1863: The Battle of Buzzard's Prairie, La. took place on Oct. 14-15 between Federal Brig. Gen. Stephen Burbridge's 4th Division, 13th Corps; Brig. Gen. Godfrey Weitzel's 1st Division, 19th Corps; and Confederate Brig. Gen. Tom Green's Cavalry Division including the brigades of Col. Arthur P. Bagby, Col. John P. Major, and Capt. Oliver Semmes' 1st Confederate Battery. The Federals were camped at Carencro, aka Buzzard's Prairie by the Cretien Plantation awaiting further orders and their advance across Southwest Louisiana to invade Texas. General Green's Confederate was making a reconnaissance in force to determine the strength of the invaders and harass them. The Confederates made sudden probing attacks and Semmes' Battery exchanged fire with Nim's Massachusetts Battery. The Confederates then withdrew about two miles to await more action on the following day.

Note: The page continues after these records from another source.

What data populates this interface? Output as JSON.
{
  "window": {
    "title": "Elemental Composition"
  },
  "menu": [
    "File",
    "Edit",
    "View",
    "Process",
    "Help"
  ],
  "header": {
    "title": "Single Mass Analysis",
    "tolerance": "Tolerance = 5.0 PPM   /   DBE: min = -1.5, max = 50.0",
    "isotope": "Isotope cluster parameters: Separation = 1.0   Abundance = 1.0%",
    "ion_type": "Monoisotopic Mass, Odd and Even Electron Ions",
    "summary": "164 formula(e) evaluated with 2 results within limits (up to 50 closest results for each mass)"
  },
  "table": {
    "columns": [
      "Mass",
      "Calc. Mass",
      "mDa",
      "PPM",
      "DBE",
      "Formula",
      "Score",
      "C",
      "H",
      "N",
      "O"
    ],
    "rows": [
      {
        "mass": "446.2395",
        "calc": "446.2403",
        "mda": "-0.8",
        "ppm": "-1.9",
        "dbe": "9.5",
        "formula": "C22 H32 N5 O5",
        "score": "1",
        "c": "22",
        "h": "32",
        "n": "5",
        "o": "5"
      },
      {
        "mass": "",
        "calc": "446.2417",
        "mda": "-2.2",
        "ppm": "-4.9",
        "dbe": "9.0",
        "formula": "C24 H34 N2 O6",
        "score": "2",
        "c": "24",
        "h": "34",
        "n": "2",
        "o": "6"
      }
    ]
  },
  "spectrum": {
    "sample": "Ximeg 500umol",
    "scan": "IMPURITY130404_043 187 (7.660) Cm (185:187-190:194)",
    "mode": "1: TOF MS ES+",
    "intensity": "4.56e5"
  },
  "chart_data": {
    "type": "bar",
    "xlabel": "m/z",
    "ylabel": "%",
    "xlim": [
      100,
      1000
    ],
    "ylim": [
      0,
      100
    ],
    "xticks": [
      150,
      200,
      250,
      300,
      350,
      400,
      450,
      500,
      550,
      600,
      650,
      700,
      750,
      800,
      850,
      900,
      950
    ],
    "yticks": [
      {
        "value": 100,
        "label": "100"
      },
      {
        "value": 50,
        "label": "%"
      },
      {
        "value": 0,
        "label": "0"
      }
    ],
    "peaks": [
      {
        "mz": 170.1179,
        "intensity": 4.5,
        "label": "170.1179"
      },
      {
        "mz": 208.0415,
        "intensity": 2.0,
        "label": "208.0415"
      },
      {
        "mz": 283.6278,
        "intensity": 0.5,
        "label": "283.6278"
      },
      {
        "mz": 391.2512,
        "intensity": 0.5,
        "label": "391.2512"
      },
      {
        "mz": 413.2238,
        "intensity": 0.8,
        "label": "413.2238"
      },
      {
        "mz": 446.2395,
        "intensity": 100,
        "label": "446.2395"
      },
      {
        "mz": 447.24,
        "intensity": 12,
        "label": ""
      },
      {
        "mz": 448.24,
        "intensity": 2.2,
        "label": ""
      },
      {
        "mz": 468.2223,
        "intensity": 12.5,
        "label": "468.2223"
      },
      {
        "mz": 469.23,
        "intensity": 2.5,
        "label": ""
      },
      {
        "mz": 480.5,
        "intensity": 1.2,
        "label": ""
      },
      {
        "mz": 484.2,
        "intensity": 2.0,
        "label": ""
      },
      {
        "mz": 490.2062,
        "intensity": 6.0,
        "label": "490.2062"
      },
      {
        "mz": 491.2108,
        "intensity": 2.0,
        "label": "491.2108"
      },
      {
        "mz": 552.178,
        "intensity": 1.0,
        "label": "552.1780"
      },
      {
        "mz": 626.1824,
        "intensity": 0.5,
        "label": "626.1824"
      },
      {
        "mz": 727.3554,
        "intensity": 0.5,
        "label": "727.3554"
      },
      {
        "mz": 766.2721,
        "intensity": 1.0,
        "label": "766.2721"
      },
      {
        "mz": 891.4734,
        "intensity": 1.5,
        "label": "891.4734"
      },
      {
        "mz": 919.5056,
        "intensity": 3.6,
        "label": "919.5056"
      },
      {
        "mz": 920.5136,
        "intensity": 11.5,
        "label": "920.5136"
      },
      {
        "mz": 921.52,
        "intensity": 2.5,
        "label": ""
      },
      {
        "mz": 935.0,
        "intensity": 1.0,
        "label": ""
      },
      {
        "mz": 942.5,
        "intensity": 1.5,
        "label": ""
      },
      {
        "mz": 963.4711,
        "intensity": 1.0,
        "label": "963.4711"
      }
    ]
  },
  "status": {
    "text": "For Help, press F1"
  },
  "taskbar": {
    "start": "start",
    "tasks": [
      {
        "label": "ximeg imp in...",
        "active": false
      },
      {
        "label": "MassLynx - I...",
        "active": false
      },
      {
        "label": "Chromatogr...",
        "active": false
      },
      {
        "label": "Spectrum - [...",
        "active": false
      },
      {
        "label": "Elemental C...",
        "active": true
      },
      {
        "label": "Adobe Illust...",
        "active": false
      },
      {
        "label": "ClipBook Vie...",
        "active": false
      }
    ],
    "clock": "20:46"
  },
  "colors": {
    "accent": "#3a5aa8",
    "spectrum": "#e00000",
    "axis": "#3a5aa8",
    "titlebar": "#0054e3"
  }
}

1864: The Battle of Bristoe Station, Va. occurred on this day in the Bristoe Campaign. Confederate Lt. Gen. A.P. Hill's Third Corps, about 17,218 men, fought the Federal II Corps of Maj. Gen. G.K. Warren, about 8,383 men, which was the rear guard of Maj. Gen. George Meade's Army of the Potomac. Warren had a strong defensive position behind the embankment of the Orange & Alexandria Railroad. Warren ambushed two brigades of Brig. Gen. Henry Heth's Division and succeeded in capturing a battery of artillery. Hill sent reinforcements but they were unable to break the strong Federal line. Confederate Brig. Gen. Carnot Posey was mortally wounded in the battle and died on Nov. 13, 1863. The Confederates suffered an estimated 1,380 casualties to 540 for the Federals.

Confederate General Birthdays, Oct. 14.

Brigadier-General Ellison Capers was born on this day in 1837 in Charleston, South Carolina. An 1857 graduate of the South Carolina Military Academy, Capers was a math professor at SCMA and at Zion College in the prewar years. He joined the Confederate Army in 1861 as a major and was present for the bombardment of Fort Sumter and at the Battle of Secessionville. Capers served in the coastal defense forces in South Carolina then as the lieutenant colonel in the 24th South Carolina Infantry in the Battle of Chickamauga in the Army of Tennessee. He was severely wounded in the Battle of Franklin and promoted to brigadier general on March 1, 1865. Following the war, Capers was elected Secretary of State of South Carolina, became an Episcopal priest, taught at the University of the South, and became an Episcopal bishop. He died on Oct. 14, 1908, and was buried in the Trinity Episcopal Churchyard.